The reward, Moulton said, is partly the artifact itself and partly the community that gathers around the work. Cleaning crews tend to attract genealogists, history buffs, retirees with time and patience, and younger volunteers who want a tangible connection to where they live. In a state whose history is uneven, contested, and easy to take for granted, the slow work of bringing a name back into legibility on a marble tablet is one of the more durable forms of civic participation Granite Staters have available to them.

That is part of why Memorial Day matters in a place like Windham. Not because parades and flags settle anything by themselves, but because they point people toward the cemeteries where the actual history lives. Moulton plans to keep working at the Cemetery on the Plains through the summer and into the fall, brush by brush. The Civil War veterans buried there fought to keep their country whole. Restoring their names is a small, stubborn act of return.

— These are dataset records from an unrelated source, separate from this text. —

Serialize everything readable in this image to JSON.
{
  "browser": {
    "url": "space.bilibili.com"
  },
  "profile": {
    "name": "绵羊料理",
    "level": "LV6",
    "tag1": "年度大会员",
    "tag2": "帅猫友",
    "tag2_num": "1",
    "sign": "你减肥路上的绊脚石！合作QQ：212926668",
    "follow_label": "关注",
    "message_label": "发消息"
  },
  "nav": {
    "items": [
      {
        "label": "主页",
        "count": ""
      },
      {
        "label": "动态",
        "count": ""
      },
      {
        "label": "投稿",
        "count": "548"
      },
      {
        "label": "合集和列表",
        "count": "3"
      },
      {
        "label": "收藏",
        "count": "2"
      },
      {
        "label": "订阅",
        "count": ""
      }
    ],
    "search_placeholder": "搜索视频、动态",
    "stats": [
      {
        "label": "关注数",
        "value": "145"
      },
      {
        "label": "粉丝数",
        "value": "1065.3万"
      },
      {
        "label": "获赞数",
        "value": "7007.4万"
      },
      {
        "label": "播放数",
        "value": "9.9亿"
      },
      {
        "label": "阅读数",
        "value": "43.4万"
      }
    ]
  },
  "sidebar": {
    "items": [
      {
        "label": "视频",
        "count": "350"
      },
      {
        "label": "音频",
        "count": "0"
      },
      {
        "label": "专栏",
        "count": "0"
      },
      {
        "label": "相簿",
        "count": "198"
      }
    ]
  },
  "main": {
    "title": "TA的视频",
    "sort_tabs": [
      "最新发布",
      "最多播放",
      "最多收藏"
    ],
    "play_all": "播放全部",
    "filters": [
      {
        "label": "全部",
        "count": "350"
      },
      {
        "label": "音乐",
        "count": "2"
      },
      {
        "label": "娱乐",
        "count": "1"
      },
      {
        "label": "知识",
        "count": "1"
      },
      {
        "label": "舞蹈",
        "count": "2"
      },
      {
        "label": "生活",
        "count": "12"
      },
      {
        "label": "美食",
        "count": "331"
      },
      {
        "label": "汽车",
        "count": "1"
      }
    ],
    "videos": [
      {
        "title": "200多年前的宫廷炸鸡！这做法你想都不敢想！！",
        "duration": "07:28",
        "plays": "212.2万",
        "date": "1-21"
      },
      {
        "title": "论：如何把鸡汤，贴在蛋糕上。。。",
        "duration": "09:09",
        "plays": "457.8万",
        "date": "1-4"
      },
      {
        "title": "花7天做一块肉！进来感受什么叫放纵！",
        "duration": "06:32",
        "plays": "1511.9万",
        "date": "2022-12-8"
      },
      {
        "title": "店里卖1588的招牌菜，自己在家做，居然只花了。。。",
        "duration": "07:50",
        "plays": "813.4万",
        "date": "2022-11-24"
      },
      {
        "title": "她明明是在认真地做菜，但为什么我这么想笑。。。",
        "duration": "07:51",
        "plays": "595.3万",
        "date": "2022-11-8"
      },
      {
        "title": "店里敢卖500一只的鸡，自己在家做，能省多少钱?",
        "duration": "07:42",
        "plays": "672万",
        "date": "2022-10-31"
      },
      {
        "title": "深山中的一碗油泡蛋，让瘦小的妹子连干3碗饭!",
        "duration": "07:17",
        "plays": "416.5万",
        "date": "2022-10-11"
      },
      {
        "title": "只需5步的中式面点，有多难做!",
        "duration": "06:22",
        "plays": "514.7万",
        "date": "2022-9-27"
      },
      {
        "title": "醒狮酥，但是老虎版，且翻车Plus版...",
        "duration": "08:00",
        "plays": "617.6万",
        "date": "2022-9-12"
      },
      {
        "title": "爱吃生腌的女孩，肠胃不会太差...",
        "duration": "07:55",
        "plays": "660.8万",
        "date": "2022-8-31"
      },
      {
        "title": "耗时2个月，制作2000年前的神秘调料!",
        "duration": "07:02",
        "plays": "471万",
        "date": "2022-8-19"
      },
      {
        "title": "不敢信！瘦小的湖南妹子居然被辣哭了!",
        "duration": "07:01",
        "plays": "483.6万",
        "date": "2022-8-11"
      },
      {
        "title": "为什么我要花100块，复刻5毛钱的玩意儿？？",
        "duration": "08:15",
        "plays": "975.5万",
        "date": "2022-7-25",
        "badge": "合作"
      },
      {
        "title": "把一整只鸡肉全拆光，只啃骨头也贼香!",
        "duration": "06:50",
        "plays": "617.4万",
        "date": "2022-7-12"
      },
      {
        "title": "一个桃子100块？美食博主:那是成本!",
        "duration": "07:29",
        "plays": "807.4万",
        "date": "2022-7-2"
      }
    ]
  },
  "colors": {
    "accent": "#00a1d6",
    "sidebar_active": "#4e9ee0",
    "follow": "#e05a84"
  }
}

Frequently Asked Questions
Who is leading the Windham gravestone restoration project? Erin Moulton, a Windham librarian and genealogist, is leading the months-long restoration of 19th- and early 20th-century gravestones at the Cemetery on the Plains. She received permission from the cemetery's trustees and was trained by the New Hampshire Old Graveyard Association.
Can I clean a historic gravestone in my own town? Not without permission and training. Each headstone is the personal property of the person who bought it, and damaging one can carry legal liability. The New Hampshire Old Graveyard Association and the Vermont Old Cemetery Association both offer training classes on safe cleaning methods.
What products are safe to use on a marble or granite gravestone? Conservation-grade gravestone cleaning solutions and soft brushes. Household products like bleach, ammonia, and dish soap can react with the minerals in historic stone and accelerate erosion. Trained volunteers use only products formulated for porous historic markers.
How can I find Civil War veterans buried in New Hampshire? Town historical societies, state archives, and online databases like Find a Grave and BillionGraves catalog known veteran burials. Many New Hampshire towns also maintain Civil War memorial lists at their public libraries and town halls.
Why is Memorial Day weekend the right time to start this kind of project? Memorial Day grew out of post-Civil War Decoration Day traditions when communities gathered to clean veterans' graves and lay flowers. Spring weather makes the cleaning work feasible, and the holiday's emphasis on remembrance draws volunteers, families, and town officials into the cemeteries in numbers that make it easier to coordinate larger projects.